Pipeline deliveries to the United States were 215.6 Bcf in May compared to 259.2 Bcf a year earlier. The average May price fetched at the international boundary by Canadian gas was US$3.42/MMBtu this year compared to US$10.81/MMBtu in the same month of 2008. Revenues in May were US$744.6 million compared to US$2.8 billion a year earlier.

The grim showing continued an ever-steeper slide by Canadian exports that NEB records show began in mid-2008. From NEB staff to financial analysts, Canadian gas specialists blame the plunge on an international market glut caused by the economic recession drying up demand, the rapid growth in supplies that are a result of previous drilling rushes to chase bygone high prices, and shale gas production breakthroughs.
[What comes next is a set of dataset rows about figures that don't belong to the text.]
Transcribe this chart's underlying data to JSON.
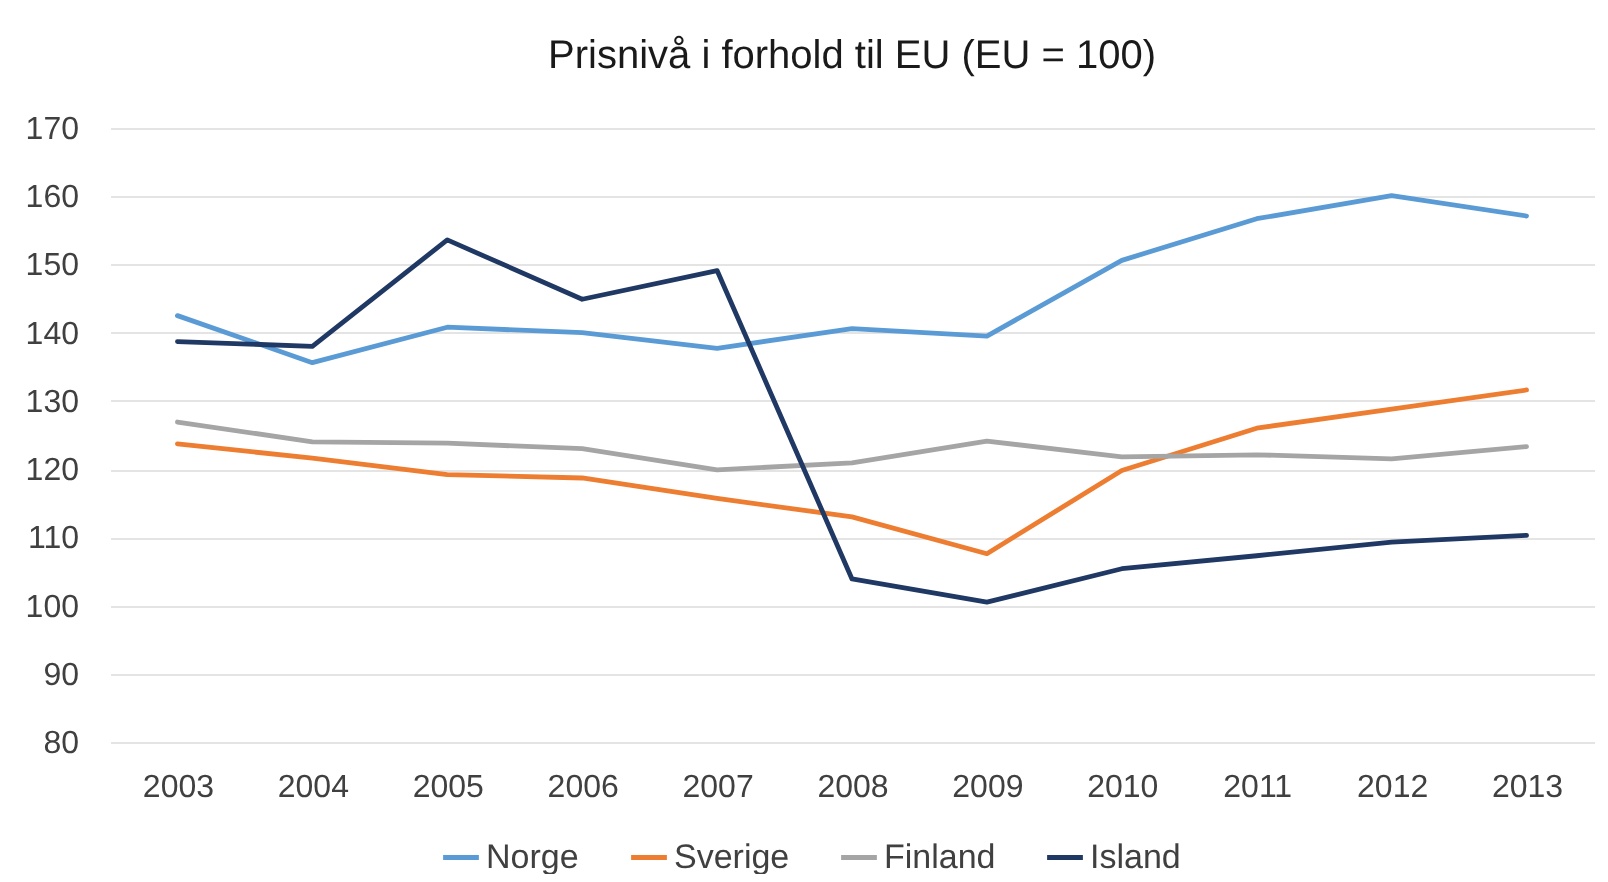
{
  "chart_data": {
    "type": "line",
    "title": "Prisnivå i forhold til EU (EU = 100)",
    "categories": [
      "2003",
      "2004",
      "2005",
      "2006",
      "2007",
      "2008",
      "2009",
      "2010",
      "2011",
      "2012",
      "2013"
    ],
    "series": [
      {
        "name": "Norge",
        "color": "#5b9bd5",
        "values": [
          142.5,
          135.6,
          140.8,
          140.0,
          137.7,
          140.6,
          139.5,
          150.6,
          156.7,
          160.1,
          157.1
        ]
      },
      {
        "name": "Sverige",
        "color": "#ed7d31",
        "values": [
          123.7,
          121.6,
          119.2,
          118.7,
          115.7,
          113.0,
          107.6,
          119.8,
          126.0,
          128.8,
          131.6
        ]
      },
      {
        "name": "Finland",
        "color": "#a5a5a5",
        "values": [
          126.9,
          124.0,
          123.8,
          123.0,
          119.9,
          120.9,
          124.1,
          121.8,
          122.1,
          121.5,
          123.3
        ]
      },
      {
        "name": "Island",
        "color": "#1f3864",
        "values": [
          138.7,
          138.0,
          153.6,
          144.9,
          149.1,
          103.9,
          100.5,
          105.4,
          107.3,
          109.3,
          110.3
        ]
      }
    ],
    "ylim": [
      80,
      170
    ],
    "yticks": [
      80,
      90,
      100,
      110,
      120,
      130,
      140,
      150,
      160,
      170
    ],
    "grid": "y",
    "legend": "bottom",
    "line_style": "solid"
  }
}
The main disagreement north of the border is over when the market will take its next turn back up. Wary regulatory agencies and battered producers have largely stopped making predictions. Out in the gas fields a handful of optimists such as Precision Drilling Trust, which operates throughout North America, predict the current severe contraction of field activity will let demand catch up to supply in the forthcoming 2009-2010 heating season.

But Canada’s oldest rig contractor — privately-owned Beaver Drilling, a survivor of industry cycles since 1965 — calls shale production a true “game-changer.” The elder firm suspects that it will take two to three years for the international market to be tightened by a combination of reviving demand, environmental policy-induced fuel-switching to gas and natural erosion of aging conventional production.
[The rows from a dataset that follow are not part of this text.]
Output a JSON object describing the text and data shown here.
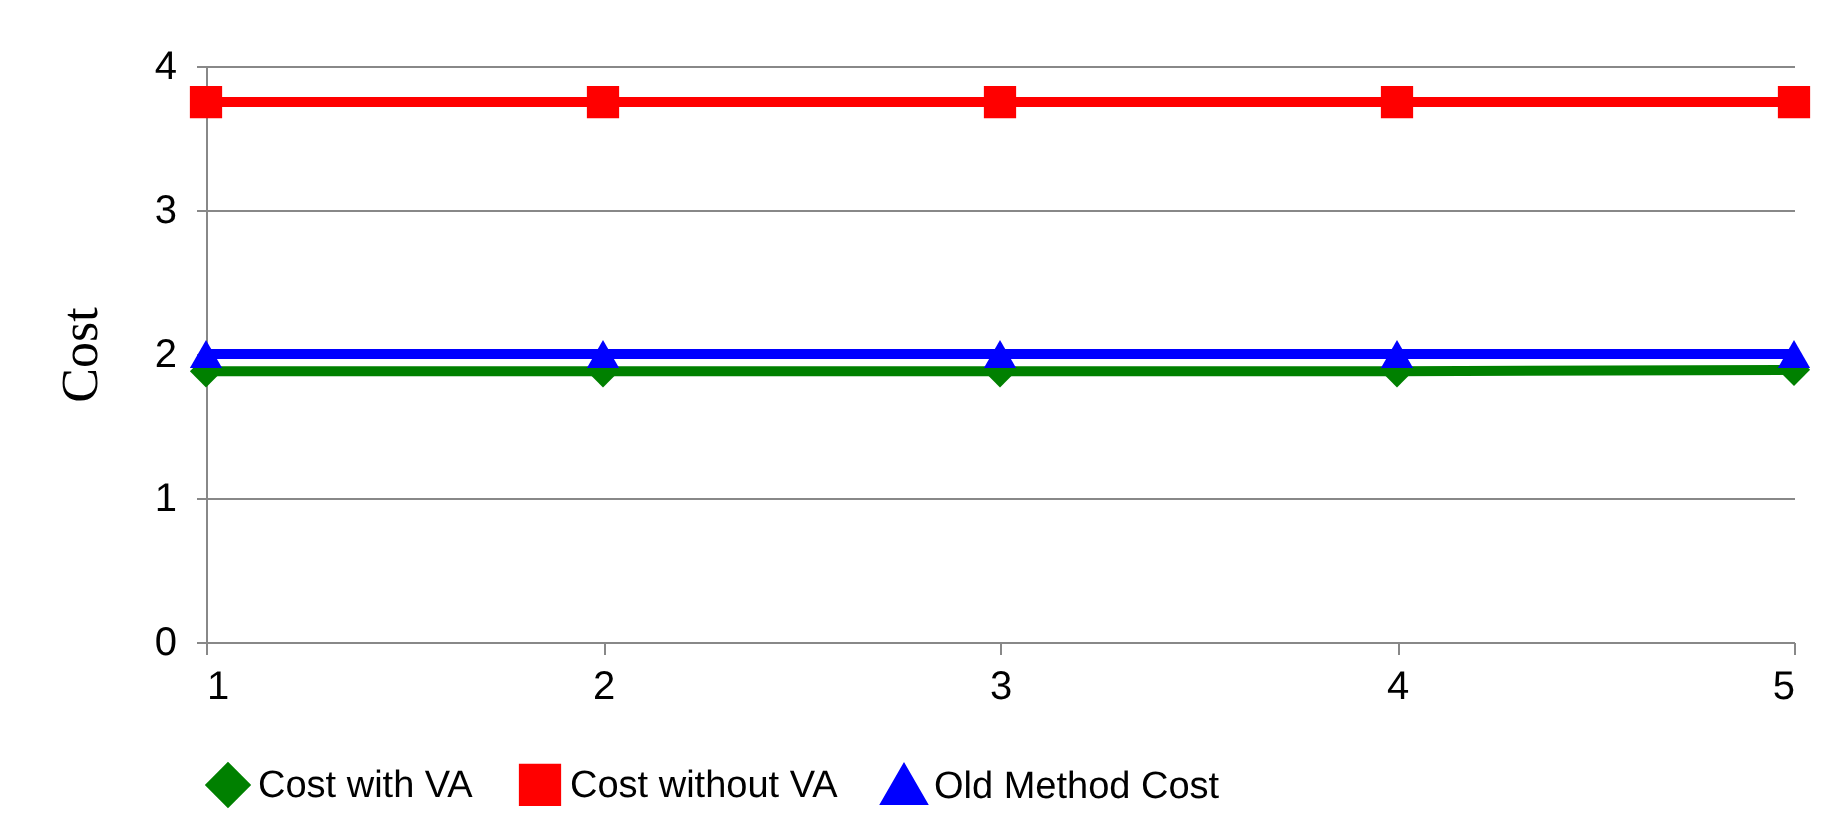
{
  "chart_data": {
    "type": "line",
    "ylabel": "Cost",
    "x": [
      1,
      2,
      3,
      4,
      5
    ],
    "xlim": [
      1,
      5
    ],
    "xticks": [
      1,
      2,
      3,
      4,
      5
    ],
    "ylim": [
      0,
      4
    ],
    "yticks": [
      0,
      1,
      2,
      3,
      4
    ],
    "grid": "y",
    "legend": "bottom",
    "line_style": "solid",
    "series": [
      {
        "name": "Cost with VA",
        "color": "#008000",
        "marker": "diamond",
        "values": [
          1.88,
          1.88,
          1.88,
          1.88,
          1.89
        ]
      },
      {
        "name": "Cost without VA",
        "color": "#ff0000",
        "marker": "square",
        "values": [
          3.75,
          3.75,
          3.75,
          3.75,
          3.75
        ]
      },
      {
        "name": "Old Method Cost",
        "color": "#0000ff",
        "marker": "triangle",
        "values": [
          2,
          2,
          2,
          2,
          2
        ]
      }
    ]
  }
}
The NEB’s latest trade records, meanwhile, confirm that Canadian gas exports are in a rut of shrinking that reverses the previous long-range growth trend stretching back to the mid-1980s onset of energy deregulation and free trade.
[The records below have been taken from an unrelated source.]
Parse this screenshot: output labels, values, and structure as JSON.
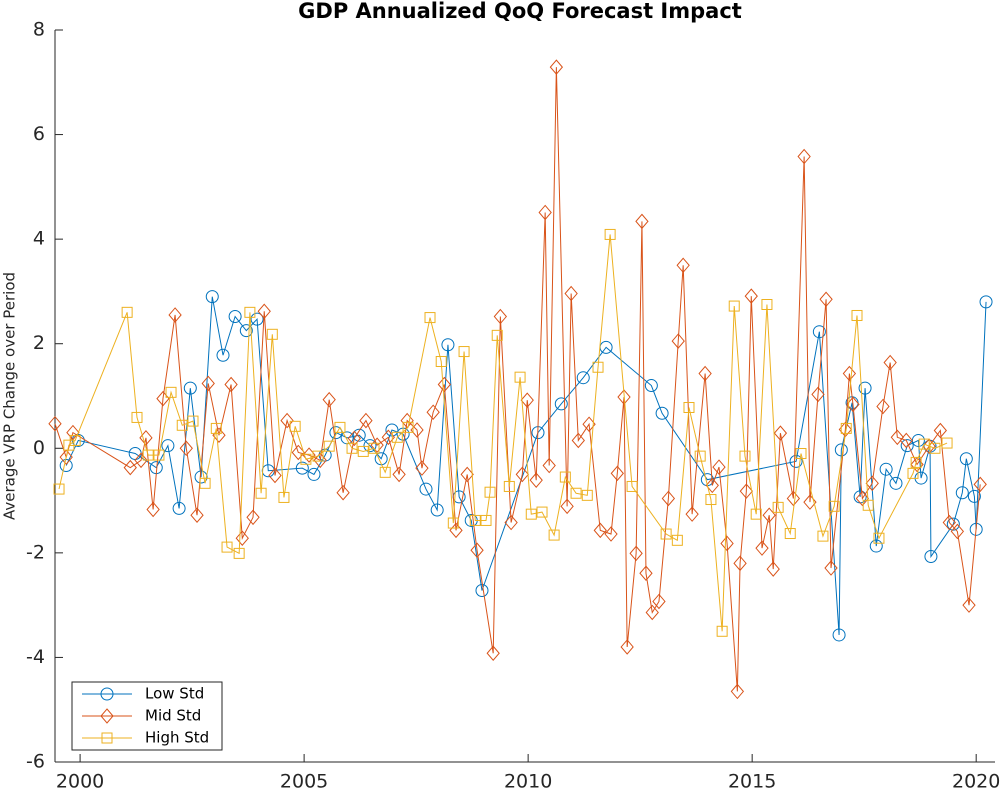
{
  "chart_data": {
    "type": "line",
    "title": "GDP Annualized QoQ Forecast Impact",
    "y_label": "Average VRP Change over Period",
    "xlim": [
      1999.44,
      2020.42
    ],
    "xticks": [
      2000,
      2005,
      2010,
      2015,
      2020
    ],
    "ylim": [
      -6,
      8
    ],
    "yticks": [
      -6,
      -4,
      -2,
      0,
      2,
      4,
      6,
      8
    ],
    "grid": false,
    "legend_position": "southwest",
    "series": [
      {
        "name": "Low Std",
        "color": "#0072BD",
        "marker": "circle",
        "x": [
          1999.69,
          1999.96,
          2001.23,
          2001.7,
          2001.96,
          2002.21,
          2002.46,
          2002.7,
          2002.95,
          2003.19,
          2003.46,
          2003.71,
          2003.95,
          2004.2,
          2004.96,
          2005.22,
          2005.47,
          2005.71,
          2005.96,
          2006.23,
          2006.47,
          2006.72,
          2006.96,
          2007.21,
          2007.72,
          2007.97,
          2008.21,
          2008.46,
          2008.73,
          2008.97,
          2010.22,
          2010.74,
          2011.23,
          2011.74,
          2012.75,
          2012.99,
          2014.0,
          2015.98,
          2016.5,
          2016.94,
          2016.99,
          2017.23,
          2017.41,
          2017.52,
          2017.77,
          2017.99,
          2018.21,
          2018.46,
          2018.71,
          2018.77,
          2018.97,
          2018.99,
          2019.49,
          2019.69,
          2019.78,
          2019.96,
          2020.0,
          2020.22
        ],
        "values": [
          -0.33,
          0.15,
          -0.1,
          -0.37,
          0.05,
          -1.15,
          1.15,
          -0.55,
          2.9,
          1.78,
          2.52,
          2.25,
          2.47,
          -0.43,
          -0.38,
          -0.5,
          -0.13,
          0.3,
          0.2,
          0.25,
          0.05,
          -0.2,
          0.35,
          0.27,
          -0.78,
          -1.18,
          1.98,
          -0.93,
          -1.38,
          -2.72,
          0.3,
          0.85,
          1.35,
          1.93,
          1.2,
          0.67,
          -0.6,
          -0.25,
          2.23,
          -3.57,
          -0.03,
          0.87,
          -0.93,
          1.15,
          -1.87,
          -0.4,
          -0.67,
          0.05,
          0.15,
          -0.57,
          0.04,
          -2.07,
          -1.45,
          -0.85,
          -0.2,
          -0.92,
          -1.55,
          2.8
        ]
      },
      {
        "name": "Mid Std",
        "color": "#D95319",
        "marker": "diamond",
        "x": [
          1999.44,
          1999.69,
          1999.84,
          2001.12,
          2001.36,
          2001.47,
          2001.63,
          2001.85,
          2002.12,
          2002.37,
          2002.61,
          2002.86,
          2003.1,
          2003.37,
          2003.62,
          2003.86,
          2004.11,
          2004.35,
          2004.62,
          2004.87,
          2005.11,
          2005.36,
          2005.56,
          2005.87,
          2006.12,
          2006.38,
          2006.63,
          2006.88,
          2007.12,
          2007.3,
          2007.52,
          2007.63,
          2007.88,
          2008.13,
          2008.39,
          2008.64,
          2008.86,
          2009.22,
          2009.38,
          2009.62,
          2009.87,
          2009.98,
          2010.18,
          2010.38,
          2010.47,
          2010.63,
          2010.87,
          2010.96,
          2011.12,
          2011.36,
          2011.61,
          2011.85,
          2011.99,
          2012.14,
          2012.21,
          2012.41,
          2012.54,
          2012.63,
          2012.77,
          2012.92,
          2013.13,
          2013.35,
          2013.46,
          2013.66,
          2013.95,
          2014.11,
          2014.26,
          2014.44,
          2014.67,
          2014.73,
          2014.87,
          2014.98,
          2015.22,
          2015.38,
          2015.47,
          2015.63,
          2015.92,
          2016.16,
          2016.29,
          2016.47,
          2016.65,
          2016.76,
          2017.08,
          2017.17,
          2017.25,
          2017.46,
          2017.68,
          2017.92,
          2018.08,
          2018.24,
          2018.44,
          2018.68,
          2018.95,
          2019.2,
          2019.4,
          2019.58,
          2019.84,
          2020.09
        ],
        "values": [
          0.47,
          -0.17,
          0.3,
          -0.37,
          -0.23,
          0.2,
          -1.17,
          0.95,
          2.55,
          0,
          -1.28,
          1.24,
          0.25,
          1.22,
          -1.72,
          -1.32,
          2.62,
          -0.52,
          0.53,
          -0.08,
          -0.13,
          -0.23,
          0.93,
          -0.85,
          0.19,
          0.53,
          0.06,
          0.21,
          -0.5,
          0.53,
          0.35,
          -0.38,
          0.69,
          1.22,
          -1.57,
          -0.5,
          -1.95,
          -3.92,
          2.52,
          -1.42,
          -0.5,
          0.92,
          -0.61,
          4.51,
          -0.33,
          7.29,
          -1.11,
          2.96,
          0.15,
          0.46,
          -1.57,
          -1.64,
          -0.48,
          0.98,
          -3.8,
          -2.01,
          4.34,
          -2.39,
          -3.14,
          -2.93,
          -0.96,
          2.05,
          3.5,
          -1.26,
          1.43,
          -0.71,
          -0.36,
          -1.82,
          -4.65,
          -2.2,
          -0.82,
          2.91,
          -1.91,
          -1.28,
          -2.31,
          0.29,
          -0.96,
          5.58,
          -1.03,
          1.03,
          2.85,
          -2.29,
          0.36,
          1.43,
          0.84,
          -0.96,
          -0.67,
          0.8,
          1.64,
          0.21,
          0.15,
          -0.31,
          0.04,
          0.34,
          -1.42,
          -1.59,
          -3.0,
          -0.69
        ]
      },
      {
        "name": "High Std",
        "color": "#EDB120",
        "marker": "square",
        "x": [
          1999.53,
          1999.75,
          1999.89,
          2001.05,
          2001.27,
          2001.52,
          2001.76,
          2002.03,
          2002.28,
          2002.52,
          2002.79,
          2003.04,
          2003.28,
          2003.55,
          2003.79,
          2004.04,
          2004.29,
          2004.55,
          2004.8,
          2005.04,
          2005.31,
          2005.56,
          2005.8,
          2006.07,
          2006.32,
          2006.56,
          2006.81,
          2007.08,
          2007.32,
          2007.81,
          2008.06,
          2008.33,
          2008.57,
          2008.82,
          2009.06,
          2009.15,
          2009.31,
          2009.58,
          2009.82,
          2010.07,
          2010.31,
          2010.58,
          2010.83,
          2011.07,
          2011.32,
          2011.56,
          2011.83,
          2012.32,
          2013.08,
          2013.33,
          2013.59,
          2013.84,
          2014.08,
          2014.33,
          2014.6,
          2014.84,
          2015.09,
          2015.33,
          2015.58,
          2015.85,
          2016.09,
          2016.58,
          2016.83,
          2017.1,
          2017.34,
          2017.59,
          2017.83,
          2018.59,
          2018.66,
          2018.84,
          2019.08,
          2019.35
        ],
        "values": [
          -0.78,
          0.06,
          0.15,
          2.6,
          0.59,
          -0.13,
          -0.13,
          1.07,
          0.44,
          0.52,
          -0.67,
          0.38,
          -1.89,
          -2.01,
          2.6,
          -0.86,
          2.18,
          -0.94,
          0.42,
          -0.21,
          -0.15,
          0.04,
          0.4,
          0,
          -0.06,
          0,
          -0.46,
          0.21,
          0.4,
          2.5,
          1.66,
          -1.43,
          1.85,
          -1.38,
          -1.38,
          -0.84,
          2.16,
          -0.73,
          1.36,
          -1.26,
          -1.22,
          -1.66,
          -0.55,
          -0.86,
          -0.9,
          1.55,
          4.09,
          -0.73,
          -1.64,
          -1.76,
          0.78,
          -0.15,
          -0.98,
          -3.5,
          2.72,
          -0.15,
          -1.26,
          2.75,
          -1.13,
          -1.63,
          -0.1,
          -1.68,
          -1.11,
          0.38,
          2.54,
          -1.09,
          -1.72,
          -0.48,
          -0.27,
          0.08,
          0,
          0.1
        ]
      }
    ]
  }
}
In the first seven months of the current gas contract year ending Oct. 31, Canadian pipeline deliveries to the United States dropped 13% to 2.002 Tcf from 2.29 Tcf during the comparable period of November through May in 2007-2008. Border prices fell 40% to US$5.12/MMBtu from US$8.49/MMBtu. Export revenues shrank by 47% to US$10.3 billion from US$19.6 billion.

The international gas traffic slowed in three of the four main regional destinations for Canadian exports.

In the November-May period, pipeline deliveries to California fell 16% to 553.2 Bcf and prices dropped 39% to US$4.86/MMBtu. Exports to the U.S. Midwest declined 15% to 844.8 Bcf and prices lost 40% to US$5.02/MMBtu. Canadian sales into the U.S. Northeast dropped 16% to 597.7 Bcf and prices fell 38% to US$5.51/MMBtu. Only the Pacific Northwest bucked the volume trend as Canadian deliveries to the region rose 6% to 303.3 Bcf, but prices there dropped 42% to US$4.88/MMBtu.